Assessing risk is challenging. The rose stem girdler beetle can move hundreds of feet to a quarter mile, O’Dea says. The damage can also look like other issues such as phytophthora, water stress, nutrient deficiencies or biennial cane dieback. From mid-summer to fall, top growth may be wilted, foliage will be nutrient-stressed and fruit may be mushy, in addition to the expected girdling above galls.

“It’s hard to scout in real time. It’s easy to miss it,” he says. “Especially in floricane fruiting varieties, damage may appear after summer harvests. Key damage symptoms … are spherical galls, but they might also have a more spiral shape.”

For some farmers, the first indication of rose stem girdler comes later in the season when they start tying canes.

“They lift up the canes and they snap right off,” he says.

The challenge is that spraying has a tight, difficult window between emergence and egg laying. Spraying commonly needs to occur during bloom, when pollinators are also present, and it may time with SWD, pushing spray limits beyond regulations.

Pruning a few inches below the lowest gall and burning the pruned canes is a non-spray control method. Digging into canes will reveal spiral tunnelling and the larvae inside, which can mature and emerge even from dead canes, which is why burning is the best practice.

“Robust pruning alone can provide significant in-field control, only if nearby wild hosts are also removed,” he says.

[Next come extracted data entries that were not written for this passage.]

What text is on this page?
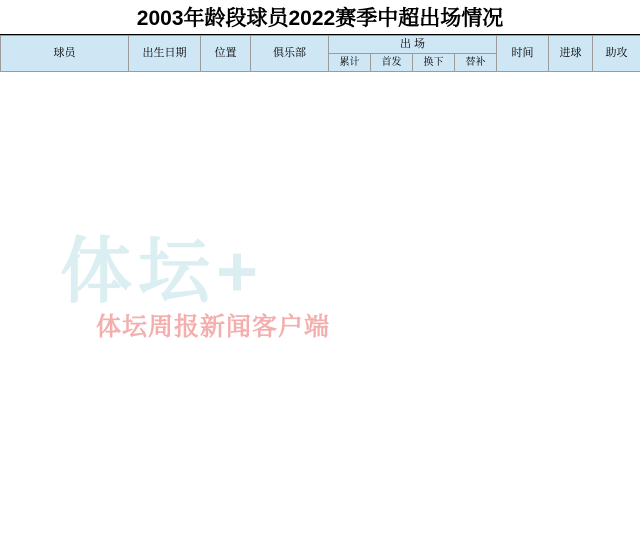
2003年龄段球员2022赛季中超出场情况
球员	出生日期	位置	俱乐部	出 场				时间	进球	助攻
				累计	首发	换下	替补			
体坛+
体坛周报新闻客户端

At WSU, alternative control steps are being explored. One is a model to help growers determine when pre-emptive spraying should be done. Growers can sign up for access to the model.

Another method is diluted tree paint and kaolin clay with treatments like azadirachtin to disrupt egg laying.

There is also the promise of a naturally occurring parasitoid wasp being deployed in the future.